Holy Ten Says He Regrets Working With Winky D

Holy Ten, a musician from Zimbabwe who specializes in hip hop, has stated that he is sorry they collaborated on the song “Ibotso,” which can be found on Winky D’s most recent album, titled “Eureka.”

Holy Ten, whose real name is Mukudzei Chitsama, has stated that the song has been overly sensationalized by commentators, most notably journalists. Holy Ten stated the following in a tweet that was viewed by Pindula News:

Politicians, Reporters, and Lawyers, Oh My! A brand that is striving to serve and save everyone will not benefit in the least from divided opinions; thus, please do not pretend as though I have chosen a side in this debate. Please do not inject politics into a project that I have regarded as nothing more than a pleasure to be a part of. I am sorry about that now. honestly iStock’s Collection of Illustrations and Clip Art Featuring 1,075 Heartbreak Emoji

Some people get the impression that the song “Ibotso” portrays Zimbabwe as a long-decayed society in which the citizens mistakenly assume that things would mysteriously turn for the better. This is one interpretation of the song.

According to the journalist Brezh Malaba, the country of Zimbabwe is a “crime scene” in his study of the song. He added:

Ghetto youths have been subjected to devastation as a result of the poverty that was caused by corruption. Girls who were once innocent have been led astray by hunger and are now living lives of immorality. There are those artists who, for a variety of opportune reasons, opt to overlook these harsh realities.

Winky D has differentiated himself from the rest.

In Ibotso, he exposes the ugliness of the underbelly of a long-decayed society that naively conceals itself behind a tattered cloak of self-denial in the vain expectation of quickly waking up from a protracted nightmare. He does this by laying bare the terrible underbelly of the civilization. Victims are plentiful in an environment where illusion and deception coexist.

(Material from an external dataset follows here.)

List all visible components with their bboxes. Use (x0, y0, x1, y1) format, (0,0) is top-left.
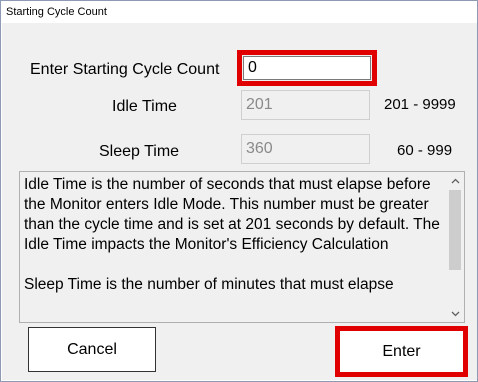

The Gafa chants: “Vanotora zvevapfupi nekureba”. The events that follow are heroic. His enthusiastic learner then utters, “Sekutamba sekuseka,” which is the Holy 10 mantra. From that point on, the flow is contagious, it cannot be stopped, and it is scrumptious.

Some observers said that Winky D ought to just become involved in politics, implying that he was being paid by the opposition to push the objective of regime change.

Winky D asserts that all he does is reflect societal problems that are relevant to the average person.